All of this said, there are beats and inclinations to the movie I can respect and that might have in other circumstances, salvaged it. It has a pretty good cast, including U.K. comedy veterans like Lolly Adefope, Sindhu Vee, Katherine Parkinson, and Rhys Darby (a New Zealander admittedly) as the various parents. Bill Nighy, consistently one of Curtis’s favourite actors to work with, has a cameo as a lighthouse keeper. And if there are highlights, they are Fiona Shaw as the stern school headmistress and Jodie Whittaker, who after five years as the Doctor is here to remind us she’s also very good at playing a mum. The kid actors generally aren’t terrible.

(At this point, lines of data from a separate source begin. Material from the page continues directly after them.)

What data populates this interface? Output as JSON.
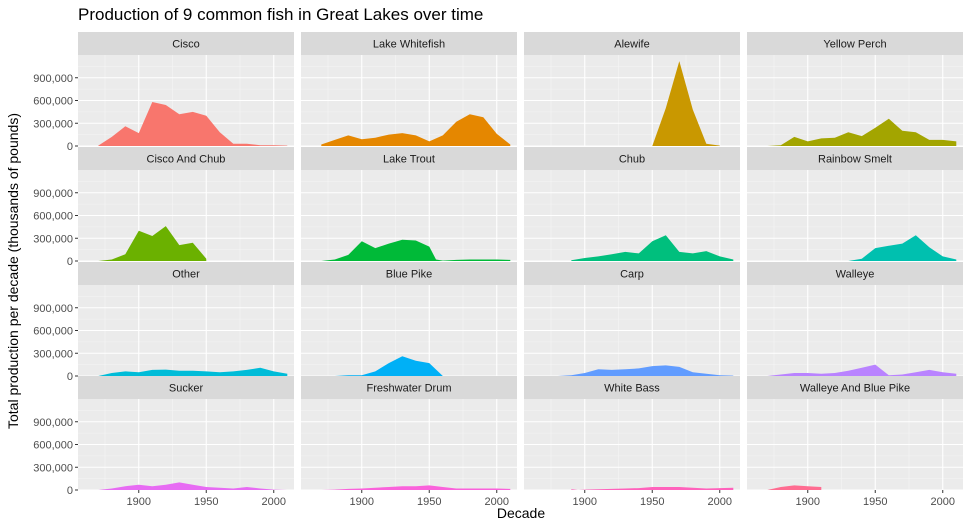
{
  "chart_data": {
    "type": "area",
    "title": "Production of 9 common fish in Great Lakes over time",
    "xlabel": "Decade",
    "ylabel": "Total production per decade (thousands of pounds)",
    "xlim": [
      1855,
      2015
    ],
    "ylim": [
      0,
      1200000
    ],
    "x_ticks": [
      1900,
      1950,
      2000
    ],
    "x_tick_labels": [
      "1900",
      "1950",
      "2000"
    ],
    "y_ticks": [
      0,
      300000,
      600000,
      900000
    ],
    "y_tick_labels": [
      "0",
      "300,000",
      "600,000",
      "900,000"
    ],
    "grid": true,
    "legend": "none",
    "facets": [
      {
        "name": "Cisco",
        "color": "#F8766D",
        "x": [
          1870,
          1880,
          1890,
          1900,
          1910,
          1920,
          1930,
          1940,
          1950,
          1960,
          1970,
          1980,
          1990,
          2000,
          2010
        ],
        "values": [
          5000,
          120000,
          260000,
          170000,
          580000,
          540000,
          420000,
          450000,
          400000,
          180000,
          30000,
          30000,
          10000,
          10000,
          5000
        ]
      },
      {
        "name": "Lake Whitefish",
        "color": "#E58700",
        "x": [
          1870,
          1880,
          1890,
          1900,
          1910,
          1920,
          1930,
          1940,
          1950,
          1960,
          1970,
          1980,
          1990,
          2000,
          2010
        ],
        "values": [
          20000,
          80000,
          140000,
          90000,
          110000,
          150000,
          170000,
          140000,
          60000,
          140000,
          320000,
          420000,
          380000,
          160000,
          20000
        ]
      },
      {
        "name": "Alewife",
        "color": "#C99800",
        "x": [
          1950,
          1960,
          1970,
          1980,
          1990,
          2000
        ],
        "values": [
          0,
          500000,
          1120000,
          480000,
          30000,
          5000
        ]
      },
      {
        "name": "Yellow Perch",
        "color": "#A3A500",
        "x": [
          1870,
          1880,
          1890,
          1900,
          1910,
          1920,
          1930,
          1940,
          1950,
          1960,
          1970,
          1980,
          1990,
          2000,
          2010
        ],
        "values": [
          0,
          10000,
          120000,
          60000,
          100000,
          110000,
          180000,
          130000,
          240000,
          360000,
          200000,
          180000,
          80000,
          80000,
          60000
        ]
      },
      {
        "name": "Cisco And Chub",
        "color": "#6BB100",
        "x": [
          1870,
          1880,
          1890,
          1900,
          1910,
          1920,
          1930,
          1940,
          1950
        ],
        "values": [
          0,
          20000,
          90000,
          400000,
          330000,
          460000,
          210000,
          240000,
          30000
        ]
      },
      {
        "name": "Lake Trout",
        "color": "#00BA38",
        "x": [
          1870,
          1880,
          1890,
          1900,
          1910,
          1920,
          1930,
          1940,
          1950,
          1955,
          1960,
          1970,
          1980,
          1990,
          2000,
          2010
        ],
        "values": [
          0,
          20000,
          80000,
          260000,
          170000,
          230000,
          280000,
          270000,
          190000,
          20000,
          5000,
          15000,
          20000,
          20000,
          20000,
          15000
        ]
      },
      {
        "name": "Chub",
        "color": "#00BF7D",
        "x": [
          1890,
          1900,
          1910,
          1920,
          1930,
          1940,
          1950,
          1960,
          1970,
          1980,
          1990,
          2000,
          2010
        ],
        "values": [
          10000,
          40000,
          60000,
          90000,
          120000,
          100000,
          260000,
          340000,
          120000,
          100000,
          130000,
          60000,
          20000
        ]
      },
      {
        "name": "Rainbow Smelt",
        "color": "#00C0AF",
        "x": [
          1930,
          1940,
          1950,
          1960,
          1970,
          1980,
          1990,
          2000,
          2010
        ],
        "values": [
          0,
          30000,
          170000,
          200000,
          230000,
          340000,
          180000,
          60000,
          20000
        ]
      },
      {
        "name": "Other",
        "color": "#00BCD8",
        "x": [
          1870,
          1880,
          1890,
          1900,
          1910,
          1920,
          1930,
          1940,
          1950,
          1960,
          1970,
          1980,
          1990,
          2000,
          2010
        ],
        "values": [
          0,
          40000,
          60000,
          50000,
          80000,
          85000,
          70000,
          70000,
          60000,
          50000,
          60000,
          80000,
          110000,
          60000,
          30000
        ]
      },
      {
        "name": "Blue Pike",
        "color": "#00B0F6",
        "x": [
          1880,
          1890,
          1900,
          1910,
          1920,
          1930,
          1940,
          1950,
          1960
        ],
        "values": [
          0,
          10000,
          10000,
          60000,
          170000,
          260000,
          200000,
          170000,
          0
        ]
      },
      {
        "name": "Carp",
        "color": "#619CFF",
        "x": [
          1880,
          1890,
          1900,
          1910,
          1920,
          1930,
          1940,
          1950,
          1960,
          1970,
          1980,
          1990,
          2000,
          2010
        ],
        "values": [
          0,
          10000,
          40000,
          90000,
          80000,
          90000,
          100000,
          130000,
          140000,
          120000,
          50000,
          30000,
          10000,
          5000
        ]
      },
      {
        "name": "Walleye",
        "color": "#B983FF",
        "x": [
          1870,
          1880,
          1890,
          1900,
          1910,
          1920,
          1930,
          1940,
          1950,
          1960,
          1970,
          1980,
          1990,
          2000,
          2010
        ],
        "values": [
          0,
          20000,
          40000,
          40000,
          30000,
          40000,
          70000,
          110000,
          150000,
          10000,
          20000,
          50000,
          80000,
          50000,
          30000
        ]
      },
      {
        "name": "Sucker",
        "color": "#E76BF3",
        "x": [
          1870,
          1880,
          1890,
          1900,
          1910,
          1920,
          1930,
          1940,
          1950,
          1960,
          1970,
          1980,
          1990,
          2000,
          2010
        ],
        "values": [
          0,
          20000,
          50000,
          70000,
          50000,
          70000,
          100000,
          70000,
          40000,
          30000,
          20000,
          40000,
          20000,
          5000,
          0
        ]
      },
      {
        "name": "Freshwater Drum",
        "color": "#FA62DB",
        "x": [
          1870,
          1880,
          1890,
          1900,
          1910,
          1920,
          1930,
          1940,
          1950,
          1960,
          1970,
          1980,
          1990,
          2000,
          2010
        ],
        "values": [
          0,
          5000,
          15000,
          20000,
          30000,
          40000,
          50000,
          50000,
          60000,
          40000,
          20000,
          20000,
          20000,
          20000,
          15000
        ]
      },
      {
        "name": "White Bass",
        "color": "#FF62BC",
        "x": [
          1890,
          1895,
          1900,
          1910,
          1920,
          1930,
          1940,
          1950,
          1960,
          1970,
          1980,
          1990,
          2000,
          2010
        ],
        "values": [
          10000,
          0,
          5000,
          10000,
          15000,
          20000,
          25000,
          40000,
          40000,
          40000,
          30000,
          20000,
          25000,
          30000
        ]
      },
      {
        "name": "Walleye And Blue Pike",
        "color": "#FF6C91",
        "x": [
          1870,
          1880,
          1890,
          1900,
          1910
        ],
        "values": [
          0,
          40000,
          60000,
          50000,
          40000
        ]
      }
    ]
  }
}
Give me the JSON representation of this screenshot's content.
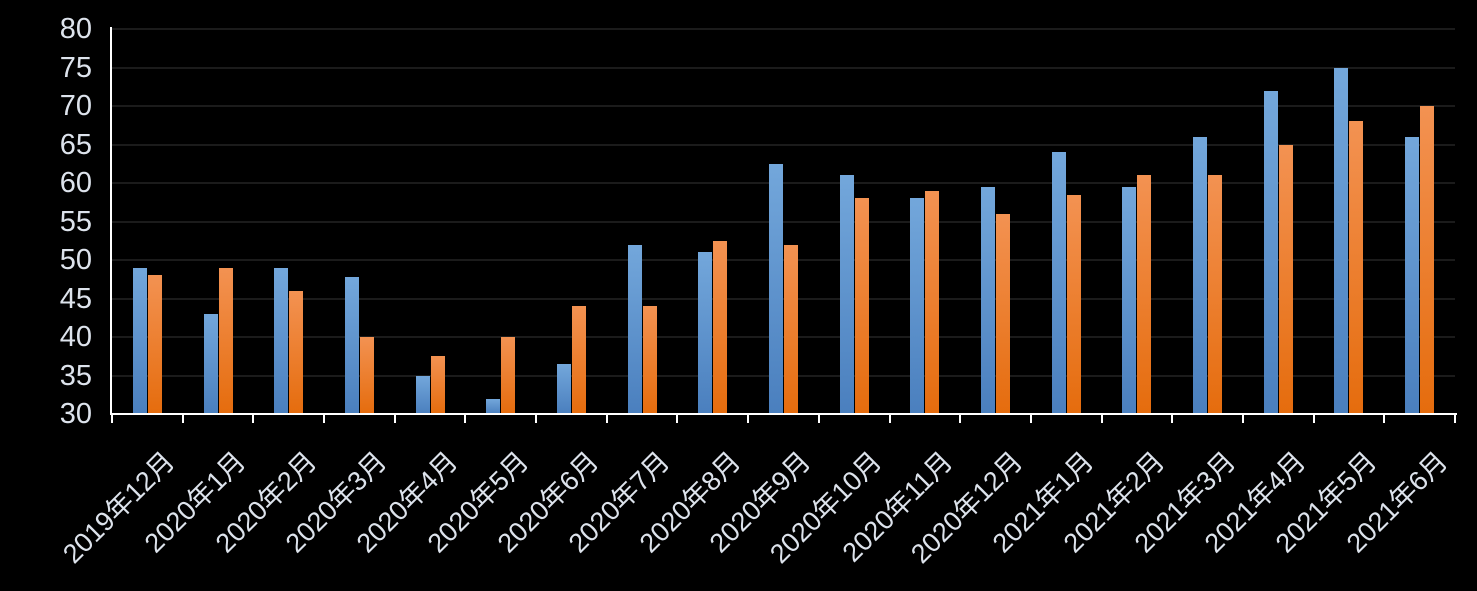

And there is something nice to the movie’s aims of emphasizing for kids the importance of community, especially as the climax shows how vital close-knit neighbourliness can be. It’s an idyllic image of the modern British small town certainly, but one that points to some real value Curtis is keen to express. And of course he does so with a characteristic sweetness, nowhere as effective as it once was, but with a twinge of emotional spark. His approach is almost akin to a religious film -entirely secular of course and a little more in touch with reality. The kids maybe are not, but they make for decent enough characters regardless -in their particular witty precociousness, lightly reminiscent of the Peanuts gang from time to time. It may be the one area of the film, which could well have been live-action in its pacing and style, where the animation is beneficial.
Curtis’s last movie effort was the mostly abysmal Genie, and it is slightly comforting that That Christmas (an awful empty title) is a significant improvement. It is not, however, a substantial one; and is perhaps more forgettable than the loud obnoxiousness of Genie -being consigned to a fate of burial in Netflix's slog doesn't help. Curtis is a good writer, and there is every indication by this movie that the books are perfectly nice. But That Christmas doesn't bring them to life in any kind of a dramatic way. Perhaps he should lay off the holiday for a little while, try another rom-com at a time when they are very needed. I'd like to believe he still has it in him.